The Fair Work Ombudsman has recovered $233,087 in unpaid wages for 353 workers following an investigation into 19 outlets of fried chicken chain Gami Chicken & Beer.
Prior to the pandemic, Fair Work Inspectors made surprise visits to 15 outlets in Melbourne, two in Sydney and two in Perth last year, after the regulator received large numbers of requests for assistance and anonymous reports from workers about potential breaches of workplace laws.
Many of the contacts came from young and migrant employees, who the Fair Work Ombudsman knows can be potentially vulnerable due to age, visa status and reliance on a local job for income.
The franchisor operated six of the outlets visited, with the remainder operated by franchisees. Inspectors interviewed employees, managers and store owners on the ground and checked employment records and payslips.
The regulator found that all 19 of the audited outlets had underpaid employees, and 15 were not meeting payslip and record-keeping obligations. The most common breaches found were underpaying penalty rates (33 per cent) and underpaying the minimum hourly rate (13 per cent).
Inspectors reported that the most common reason given by employers for non-compliance was a lack of awareness of all workplace obligations (68 per cent).

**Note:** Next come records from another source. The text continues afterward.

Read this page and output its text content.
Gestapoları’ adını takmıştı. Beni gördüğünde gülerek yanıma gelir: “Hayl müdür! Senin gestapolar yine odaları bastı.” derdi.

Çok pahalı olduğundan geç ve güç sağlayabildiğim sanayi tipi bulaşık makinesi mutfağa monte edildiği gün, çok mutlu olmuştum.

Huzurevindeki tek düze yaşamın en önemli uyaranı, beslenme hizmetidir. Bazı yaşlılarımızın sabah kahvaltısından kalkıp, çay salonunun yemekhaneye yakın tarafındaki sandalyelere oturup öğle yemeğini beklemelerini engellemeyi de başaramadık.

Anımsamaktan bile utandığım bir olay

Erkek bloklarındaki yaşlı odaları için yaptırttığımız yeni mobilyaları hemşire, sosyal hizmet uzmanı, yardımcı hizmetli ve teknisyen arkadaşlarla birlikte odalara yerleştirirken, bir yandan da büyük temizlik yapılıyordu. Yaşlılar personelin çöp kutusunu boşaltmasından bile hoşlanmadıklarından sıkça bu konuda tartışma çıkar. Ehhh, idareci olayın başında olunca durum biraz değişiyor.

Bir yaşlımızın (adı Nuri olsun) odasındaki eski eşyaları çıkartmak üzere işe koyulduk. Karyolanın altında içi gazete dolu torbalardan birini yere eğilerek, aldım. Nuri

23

In total, $216,847 was recovered for 241 Melbourne workers, $6,879 for 43 Sydney workers and $6,779 for 55 Perth employees. Recoveries from individual businesses ranged from $1,129 for eight employees in a Sydney business to $49,069 for 17 employees in a Melbourne business.

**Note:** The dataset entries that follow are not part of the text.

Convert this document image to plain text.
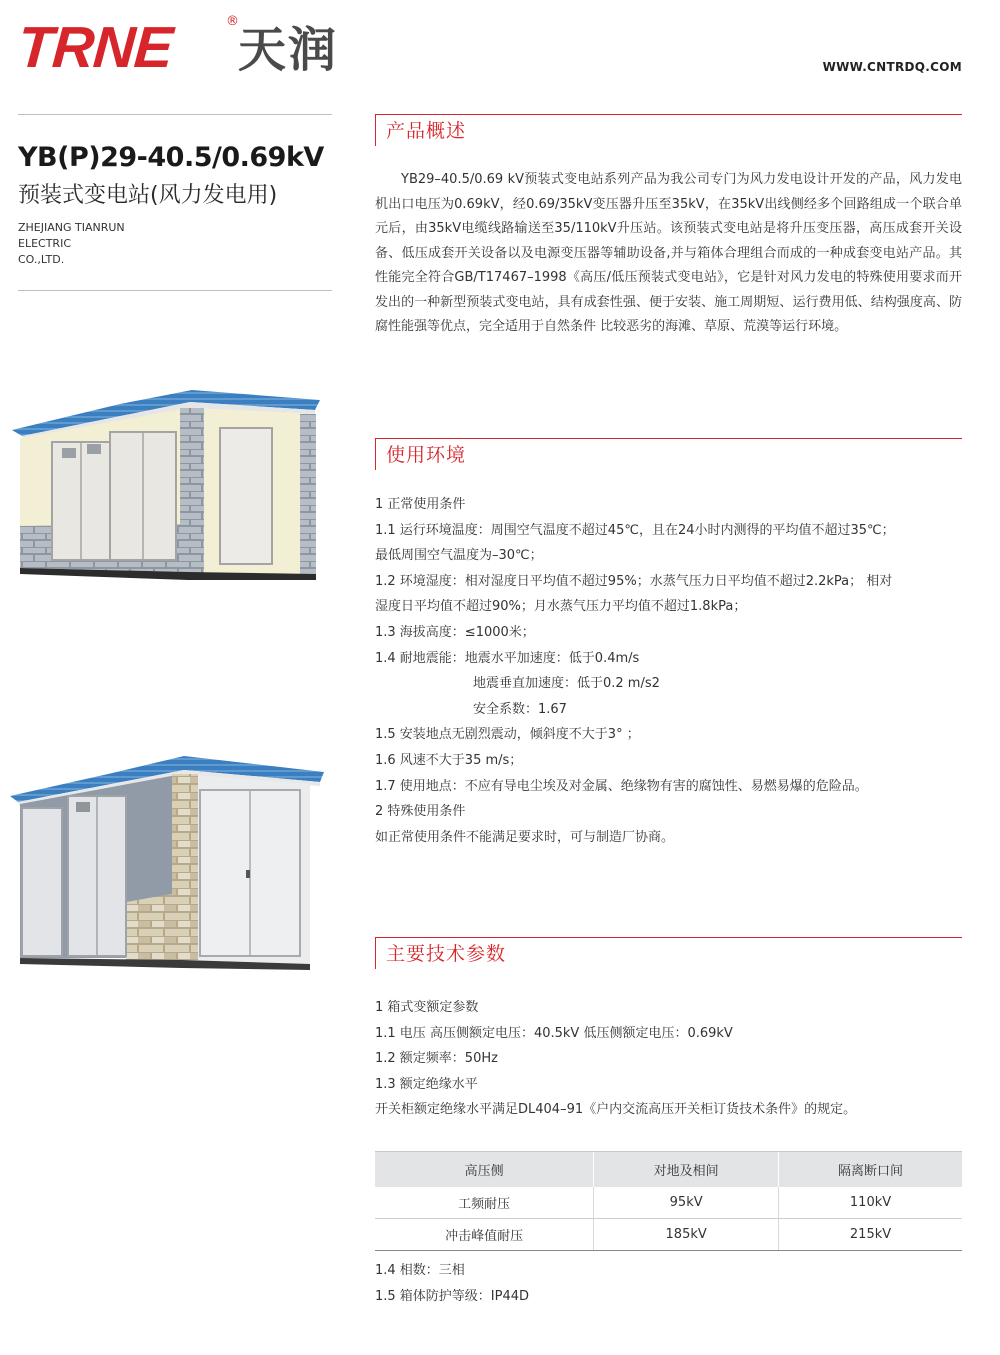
TRNE	®
天润	WWW.CNTRDQ.COM
YB(P)29-40.5/0.69kV
预装式变电站(风力发电用)
ZHEJIANG TIANRUN
ELECTRIC
CO.,LTD.
产品概述
YB29–40.5/0.69 kV预装式变电站系列产品为我公司专门为风力发电设计开发的产品，风力发电机出口电压为0.69kV，经0.69/35kV变压器升压至35kV，在35kV出线侧经多个回路组成一个联合单元后，由35kV电缆线路输送至35/110kV升压站。该预装式变电站是将升压变压器，高压成套开关设备、低压成套开关设备以及电源变压器等辅助设备,并与箱体合理组合而成的一种成套变电站产品。其性能完全符合GB/T17467–1998《高压/低压预装式变电站》，它是针对风力发电的特殊使用要求而开发出的一种新型预装式变电站，具有成套性强、便于安装、施工周期短、运行费用低、结构强度高、防腐性能强等优点，完全适用于自然条件 比较恶劣的海滩、草原、荒漠等运行环境。
使用环境
1 正常使用条件
1.1 运行环境温度：周围空气温度不超过45℃，且在24小时内测得的平均值不超过35℃；
最低周围空气温度为–30℃；
1.2 环境湿度：相对湿度日平均值不超过95%；水蒸气压力日平均值不超过2.2kPa； 相对
湿度日平均值不超过90%；月水蒸气压力平均值不超过1.8kPa；
1.3 海拔高度：≤1000米；
1.4 耐地震能：地震水平加速度：低于0.4m/s
地震垂直加速度：低于0.2 m/s2
安全系数：1.67
1.5 安装地点无剧烈震动，倾斜度不大于3° ；
1.6 风速不大于35 m/s；
1.7 使用地点：不应有导电尘埃及对金属、绝缘物有害的腐蚀性、易燃易爆的危险品。
2 特殊使用条件
如正常使用条件不能满足要求时，可与制造厂协商。
主要技术参数
1 箱式变额定参数
1.1 电压 高压侧额定电压：40.5kV 低压侧额定电压：0.69kV
1.2 额定频率：50Hz
1.3 额定绝缘水平
开关柜额定绝缘水平满足DL404–91《户内交流高压开关柜订货技术条件》的规定。
高压侧	对地及相间	隔离断口间
工频耐压	95kV	110kV
冲击峰值耐压	185kV	215kV
1.4 相数：三相
1.5 箱体防护等级：IP44D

Fair Work Ombudsman Sandra Parker said the high rates of non-compliance were unacceptable.
“Inspectors found that Gami Chicken & Beer operators had simply not prioritised meeting their lawful obligations to their workers,” Ms Parker said.
“A lack of awareness is not a valid excuse for a business to breach workplace laws. The FWO expects all employers to comply with workplace obligations and they should access our free tools and resources if they need assistance. Any employees with queries about pay should contact us.”

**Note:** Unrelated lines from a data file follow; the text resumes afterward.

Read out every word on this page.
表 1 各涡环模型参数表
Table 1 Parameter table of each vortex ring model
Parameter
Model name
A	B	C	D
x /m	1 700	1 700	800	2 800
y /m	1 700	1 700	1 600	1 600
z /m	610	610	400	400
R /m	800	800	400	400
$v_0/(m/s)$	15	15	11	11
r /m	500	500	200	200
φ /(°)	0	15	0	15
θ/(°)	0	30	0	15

“Improving compliance among franchises in the fast food, restaurant and café industry, who employ many vulnerable workers, continues to be a priority for us,” Ms Parker said.
In response to the breaches, inspectors issued 18 compliance notices requiring employers to rectify breaches of the law, resulting in $233,087 back-paid to workers. There were 10 formal cautions, and nine on-the-spot fines with penalties totalling $25,410.
One business remains under investigation and may face legal proceedings.
The other businesses were advised that future breaches will likely lead to enforcement action. The FWO continues to enforce workplace laws in a proportionate manner during the pandemic.